I've got a 19.5 in... I'm possibly looking to trade it for a 17.5 if anyone has one


----------



## Drifter280 (Jan 27, 2017)

flagstaff1 said:


> Hi,
> I have two of them. Located in Flagstaff.


Thanks for responding. Looking for 20.5 inches if you have it


----------



## Dave Frank (Oct 14, 2003)

I have a DRE seat base. It used to support a tractor seat or similar. Ditched it to sit on the dry box years ago and never looked back.

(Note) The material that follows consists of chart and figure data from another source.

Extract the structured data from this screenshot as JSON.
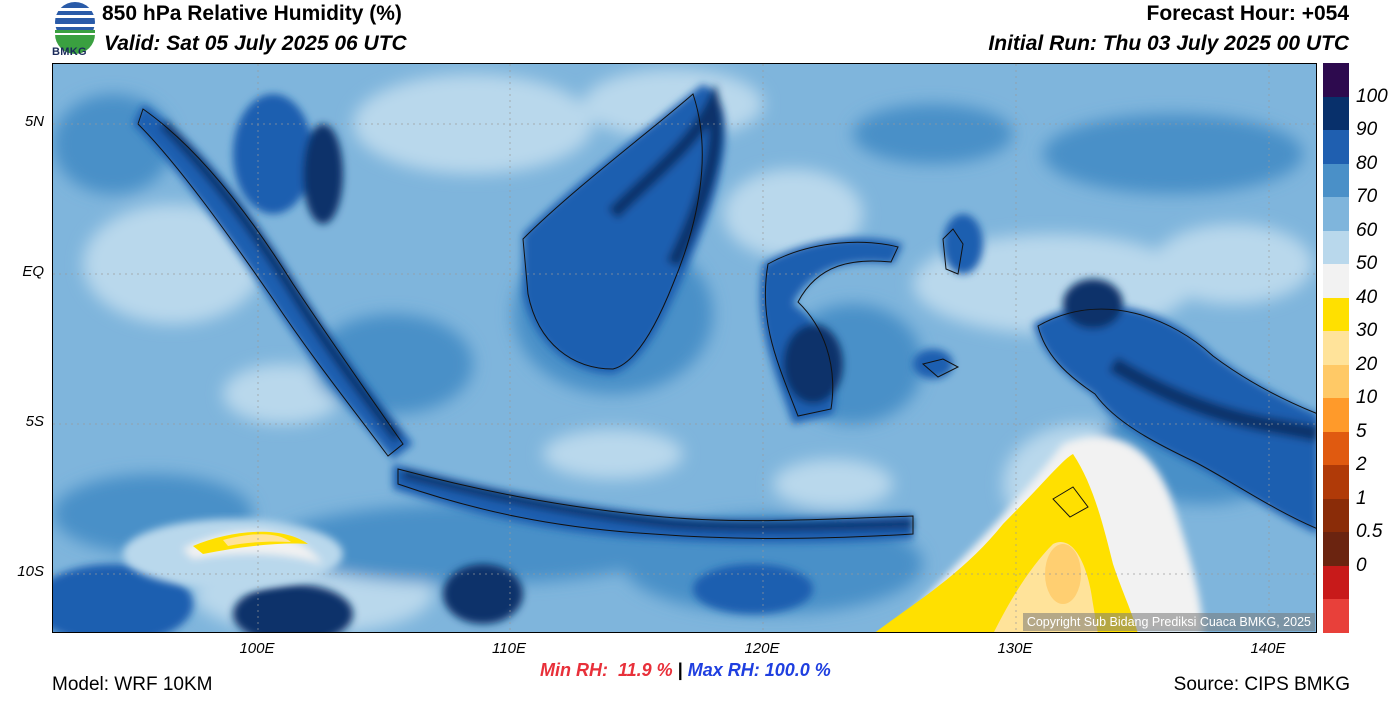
{
  "header": {
    "title": "850 hPa Relative Humidity (%)",
    "valid": "Valid: Sat 05 July 2025 06 UTC",
    "forecast_hour": "Forecast Hour: +054",
    "initial_run": "Initial Run: Thu 03 July 2025 00 UTC",
    "logo_text": "BMKG"
  },
  "axes": {
    "lat_labels": [
      "5N",
      "EQ",
      "5S",
      "10S"
    ],
    "lon_labels": [
      "100E",
      "110E",
      "120E",
      "130E",
      "140E"
    ]
  },
  "stats": {
    "min_rh": "Min RH:  11.9 %",
    "separator": " | ",
    "max_rh": "Max RH: 100.0 %"
  },
  "footer": {
    "model": "Model: WRF 10KM",
    "source": "Source: CIPS BMKG",
    "copyright": "Copyright Sub Bidang Prediksi Cuaca BMKG, 2025"
  },
  "colorbar": {
    "labels": [
      "100",
      "90",
      "80",
      "70",
      "60",
      "50",
      "40",
      "30",
      "20",
      "10",
      "5",
      "2",
      "1",
      "0.5",
      "0"
    ],
    "colors": [
      "#2d0a4e",
      "#08306b",
      "#1f5fb0",
      "#4a90c8",
      "#7fb5dc",
      "#b9d8ec",
      "#f2f2f2",
      "#ffe000",
      "#ffe39a",
      "#ffc966",
      "#ff9a2a",
      "#e05a10",
      "#b03a08",
      "#8a2c08",
      "#6b2410",
      "#c81a1a",
      "#e8403a"
    ]
  }
}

IT want tubes under it that are spaced 21.5" on center, and the lateral dimension is 14"o.c. The bars that the seat would bolt two are 8.25" out to out. Can hold 6" of cooler height above tops of tubes.


----------



## flagstaff1 (Jan 7, 2015)

Mine are 19” wide OD and 22” OD front to back.


----------



## flagstaff1 (Jan 7, 2015)

Here are measurements from an old post from earlier this summer:
Both chairs are 22 1/4 front to back (outside) and 18 1/2 (inside). Both are 19” wide. 
Chair #1 is roughly 7 1/2” at top of seat bar(where you sit) , the other is taller at 8 3/4.


----------



## Drifter280 (Jan 27, 2017)

I think that’s a match. What would you want for one or both?


----------



## Drifter280 (Jan 27, 2017)

Dave Frank said:


> I have a DRE seat base. It used to support a tractor seat or similar. Ditched it to sit on the dry box years ago and never looked back.
> 
> IT want tubes under it that are spaced 21.5" on center, and the lateral dimension is 14"o.c. The bars that the seat would bolt two are 8.25" out to out. Can hold 6" of cooler height above tops of tubes.


Thanks. What would you want for it?


----------



## flagstaff1 (Jan 7, 2015)

I’d like $150 each with fittings and collars included.


----------